El trabajo, dirigido por la psicóloga Jingyuan Sophie Li, de la Universidad de York (Canadá), sugiere que el rencor funciona como una especie de estrategia psicológica de autoprotección. No busca reparar la relación ni castigar directamente al culpable. Más bien, mantiene al ofendido alerta frente a posibles daños futuros.

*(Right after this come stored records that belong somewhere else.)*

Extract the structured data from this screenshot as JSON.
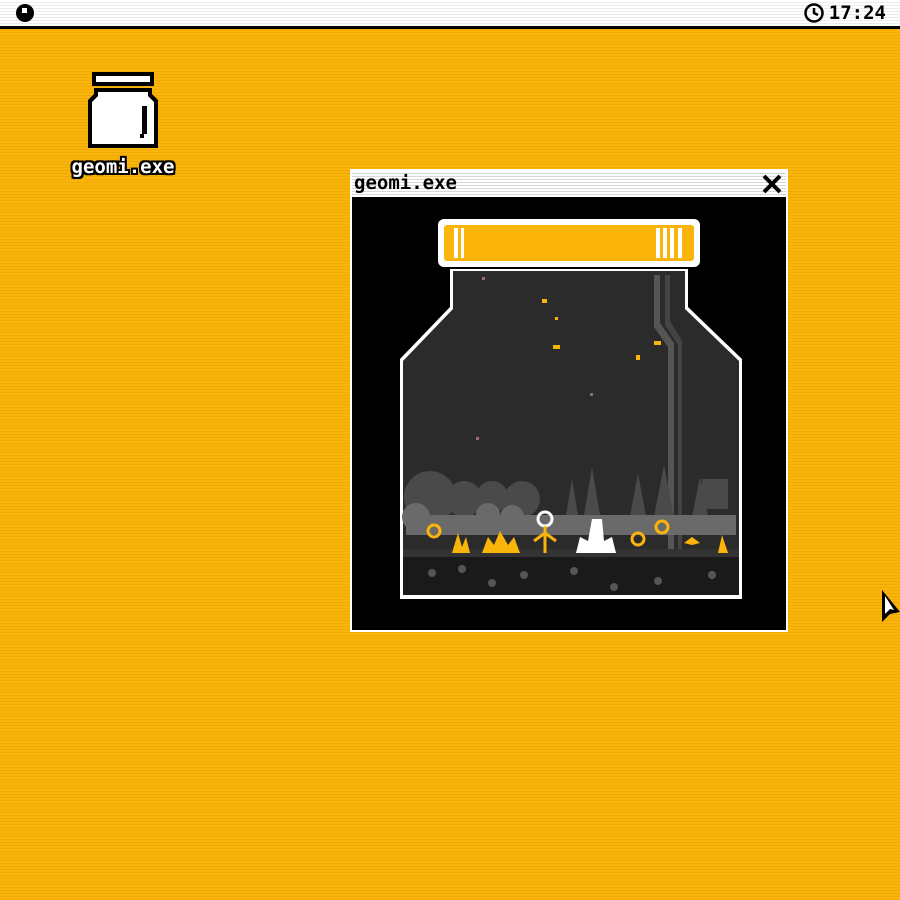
{
  "menubar": {
    "system_icon": "system-menu-icon",
    "clock_icon": "clock-icon",
    "clock_time": "17:24"
  },
  "desktop": {
    "background_color": "#fbb50a",
    "icons": [
      {
        "label": "geomi.exe",
        "icon": "jar-icon"
      }
    ]
  },
  "window": {
    "title": "geomi.exe",
    "close_icon": "close-icon",
    "content": "jar-terrarium-illustration"
  },
  "colors": {
    "accent": "#fbb50a",
    "window_bg": "#000000",
    "jar_glass": "#2a2a2a"
  }
}
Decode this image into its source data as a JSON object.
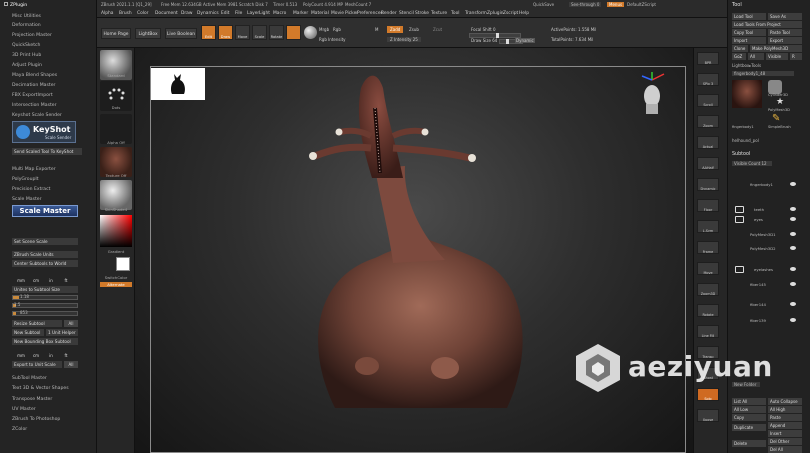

Qué es el rencor según la psicología

Durante décadas, la psicología ha estudiado principalmente dos reacciones tras una ofensa interpersonal: el perdón y la venganza. Ambas tienen implicaciones sociales claras. La venganza intenta castigar al agresor para evitar nuevas agresiones; el perdón busca preservar la relación y restaurar la cooperación.

Pero ninguna de las dos opciones es siempre viable. Vengarse puede escalar un conflicto interpersonal o generar represalias. Perdonar demasiado pronto, por otro lado, puede dejar al agresor sin consecuencias y favorecer que el daño se repita.

En ese espacio intermedio aparece el rencor, un resentimiento arraigado y tenaz, tal y como lo define la RAE.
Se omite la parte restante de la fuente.